3. Get Dejavu

15.5K 2.3K 217
                                    


<•••>


Saat ini ketiga anggota geng bully itu sedang memantai situasi gerbang sekolah dari kejauhan. Jam sudah menunjukan pukul tujuh lebih lima belas menit, artinya mereka sudah terlambat lima belas menit. Para anak Osis sudah berdiri di depan gerbang yang tertutup untuk menghadang siswa telat. Kalau mereka memaksa masuk, pasti nanti mendapat hukuman lagi dari Pak Bambang lagi.

"Gimana nih?" ucap Haris pada temannya.

Mereka saat ini sedang bersembunyi di tembok ujung sekolah, kendaraan mereka parkir di minimarket dekat sekolah. Agar para anak osis yang sedang berjaga tidak tahu jika mereka telat.
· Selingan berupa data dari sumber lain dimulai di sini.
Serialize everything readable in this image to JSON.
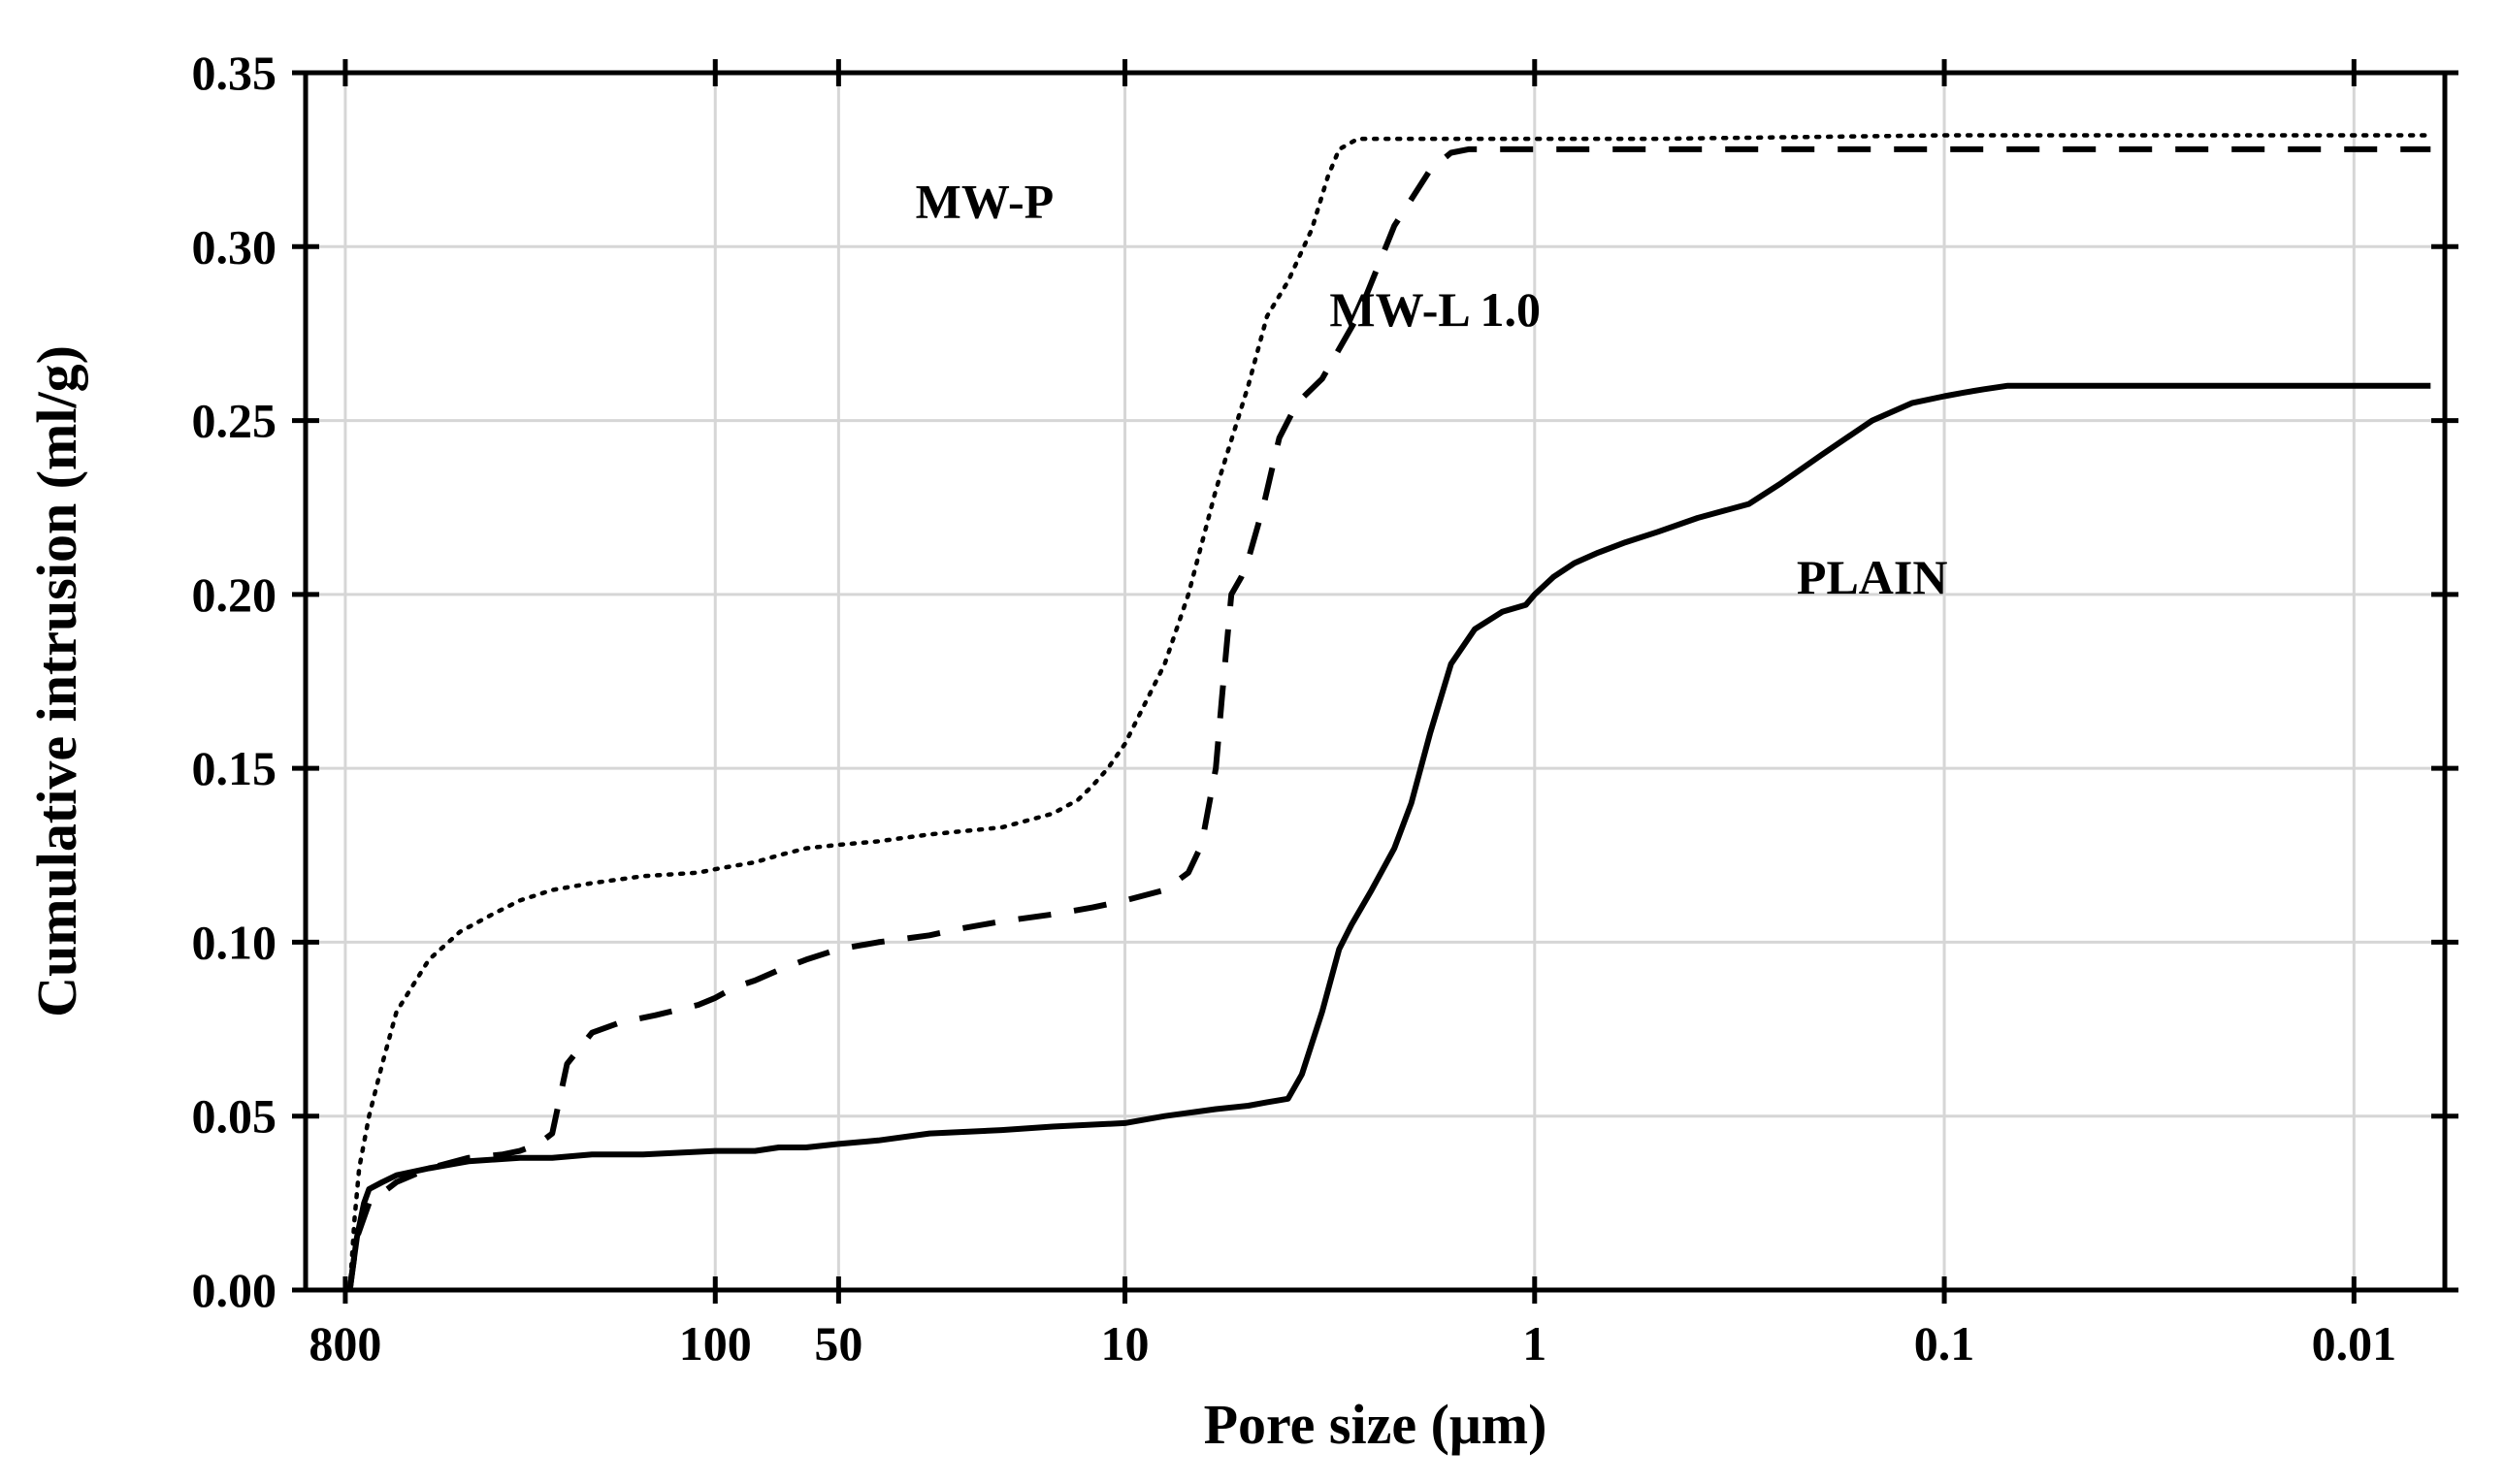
{
  "chart_data": {
    "type": "line",
    "xlabel": "Pore size (μm)",
    "ylabel": "Cumulative intrusion (ml/g)",
    "x_scale": "log",
    "x_reversed": true,
    "xlim": [
      1000,
      0.006
    ],
    "ylim": [
      0,
      0.35
    ],
    "grid": true,
    "x_ticks": [
      {
        "value": 800,
        "label": "800"
      },
      {
        "value": 100,
        "label": "100"
      },
      {
        "value": 50,
        "label": "50"
      },
      {
        "value": 10,
        "label": "10"
      },
      {
        "value": 1,
        "label": "1"
      },
      {
        "value": 0.1,
        "label": "0.1"
      },
      {
        "value": 0.01,
        "label": "0.01"
      }
    ],
    "x_grid": [
      800,
      100,
      50,
      10,
      1,
      0.1,
      0.01
    ],
    "y_ticks": [
      {
        "value": 0.0,
        "label": "0.00"
      },
      {
        "value": 0.05,
        "label": "0.05"
      },
      {
        "value": 0.1,
        "label": "0.10"
      },
      {
        "value": 0.15,
        "label": "0.15"
      },
      {
        "value": 0.2,
        "label": "0.20"
      },
      {
        "value": 0.25,
        "label": "0.25"
      },
      {
        "value": 0.3,
        "label": "0.30"
      },
      {
        "value": 0.35,
        "label": "0.35"
      }
    ],
    "series": [
      {
        "name": "MW-P",
        "style": "dotted",
        "label_at": [
          22,
          0.313
        ],
        "x": [
          780,
          760,
          740,
          700,
          650,
          600,
          500,
          420,
          350,
          300,
          250,
          200,
          150,
          110,
          100,
          80,
          70,
          60,
          50,
          40,
          30,
          20,
          15,
          13,
          12,
          11,
          10,
          8,
          7,
          6,
          5,
          4.5,
          4,
          3.5,
          3.2,
          3,
          2.7,
          2.2,
          1.5,
          1,
          0.5,
          0.1,
          0.05,
          0.0065
        ],
        "values": [
          0.0,
          0.02,
          0.035,
          0.05,
          0.065,
          0.08,
          0.095,
          0.103,
          0.108,
          0.112,
          0.115,
          0.117,
          0.119,
          0.12,
          0.121,
          0.123,
          0.125,
          0.127,
          0.128,
          0.129,
          0.131,
          0.133,
          0.137,
          0.141,
          0.145,
          0.15,
          0.157,
          0.18,
          0.2,
          0.23,
          0.26,
          0.28,
          0.29,
          0.305,
          0.32,
          0.328,
          0.331,
          0.331,
          0.331,
          0.331,
          0.331,
          0.332,
          0.332,
          0.332
        ]
      },
      {
        "name": "MW-L 1.0",
        "style": "dashed",
        "label_at": [
          1.75,
          0.282
        ],
        "x": [
          780,
          750,
          700,
          600,
          500,
          400,
          330,
          300,
          270,
          250,
          230,
          200,
          170,
          140,
          110,
          100,
          90,
          80,
          70,
          60,
          50,
          40,
          30,
          25,
          20,
          15,
          12,
          10,
          8,
          7,
          6.5,
          6,
          5.8,
          5.5,
          5.2,
          5,
          4.6,
          4.2,
          3.8,
          3.3,
          2.7,
          2.2,
          1.8,
          1.6,
          1.45,
          1.3,
          1.15,
          1,
          0.5,
          0.1,
          0.0065
        ],
        "values": [
          0.0,
          0.015,
          0.025,
          0.031,
          0.035,
          0.038,
          0.039,
          0.04,
          0.042,
          0.045,
          0.065,
          0.074,
          0.077,
          0.079,
          0.082,
          0.084,
          0.087,
          0.089,
          0.092,
          0.095,
          0.098,
          0.1,
          0.102,
          0.104,
          0.106,
          0.108,
          0.11,
          0.112,
          0.115,
          0.12,
          0.128,
          0.15,
          0.17,
          0.2,
          0.205,
          0.21,
          0.225,
          0.245,
          0.255,
          0.262,
          0.28,
          0.306,
          0.322,
          0.327,
          0.328,
          0.328,
          0.328,
          0.328,
          0.328,
          0.328,
          0.328
        ]
      },
      {
        "name": "PLAIN",
        "style": "solid",
        "label_at": [
          0.15,
          0.205
        ],
        "x": [
          780,
          770,
          750,
          720,
          700,
          650,
          600,
          500,
          400,
          300,
          250,
          200,
          150,
          100,
          80,
          70,
          60,
          50,
          40,
          30,
          20,
          15,
          10,
          8,
          6,
          5,
          4.5,
          4,
          3.7,
          3.3,
          3,
          2.8,
          2.5,
          2.2,
          2,
          1.8,
          1.6,
          1.4,
          1.2,
          1.05,
          1,
          0.9,
          0.8,
          0.7,
          0.6,
          0.5,
          0.4,
          0.3,
          0.25,
          0.2,
          0.15,
          0.12,
          0.1,
          0.09,
          0.08,
          0.07,
          0.05,
          0.01,
          0.0065
        ],
        "values": [
          0.0,
          0.005,
          0.015,
          0.025,
          0.029,
          0.031,
          0.033,
          0.035,
          0.037,
          0.038,
          0.038,
          0.039,
          0.039,
          0.04,
          0.04,
          0.041,
          0.041,
          0.042,
          0.043,
          0.045,
          0.046,
          0.047,
          0.048,
          0.05,
          0.052,
          0.053,
          0.054,
          0.055,
          0.062,
          0.08,
          0.098,
          0.105,
          0.115,
          0.127,
          0.14,
          0.16,
          0.18,
          0.19,
          0.195,
          0.197,
          0.2,
          0.205,
          0.209,
          0.212,
          0.215,
          0.218,
          0.222,
          0.226,
          0.232,
          0.24,
          0.25,
          0.255,
          0.257,
          0.258,
          0.259,
          0.26,
          0.26,
          0.26,
          0.26
        ]
      }
    ]
  }
}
"Bolos aja kuy," Dharma menyarankan, namun kedua temannya otomatis menggeleng.

Alega menggeplak kepala Dharma pelan, "Bodoh! Sekarang jadwal di kelas kita pelajarannya si Bambang, lo mau di geret ke ruang kepala sekolah hah?"

"Bener, gue ogah dapet masalah lagi sama tuh guru." Haris mengangguk setuju.

"Yaudah kalo lo berdua mau sekolah silahkan aja, gue bolos." Dharma hendak pergi menuju minimarket tempatnya menaruh kendaraan namun kerah belakang seragamnya langsung di tarik dengan kasar oleh Alega.

"Berani bolos sendiri, gue hajar sampe bibir lo tambah doer." Alega melayangkan tangannya di udara seperti hendak memukul, membuat Dharma hanya menyengir bodoh. Takut dengan pukulan yang super menyakitkan itu.

"Gak usah ribut lo berdua. Mending kita masuk lewat pagar belakang aja, dari pada harus berurusan sama osis sok suci itu." Ucapan Haris yang paling bijak di antara ketiganya dan mendapat anggukan setuju dari kedua temannya.

Ketiga remaja nakal itu lantas pergi ke gerbang belakang, itu adalah satu-satunya cara agar mereka bisa masuk area sekolah tanpa ketahuan oleh anak Osis.

Geng bully itu sekarang sudah berada di pagar belakang sekolah yang lumayan tinggi, ketiganya memikirkan cara untuk masuk karena gerbangnya sudah di gembok secara permanen.

"Panjat?" tanya Dharma pada dua sahabatnya yang di hadiahi anggukan singkat.

"Gue duluan,"

Haris yang paling muda di antara mereka melempar tas sekolahnya terlebih dahulu, setelah tasnya sudah berada di dalam area sekolah dengan perlahan Haris mulai memanjat gerbang. Beberapa menit kemudian berhasil masuk ke dalam area sekolah.

"Sudah cepat naik," suruh Haris dari seberang.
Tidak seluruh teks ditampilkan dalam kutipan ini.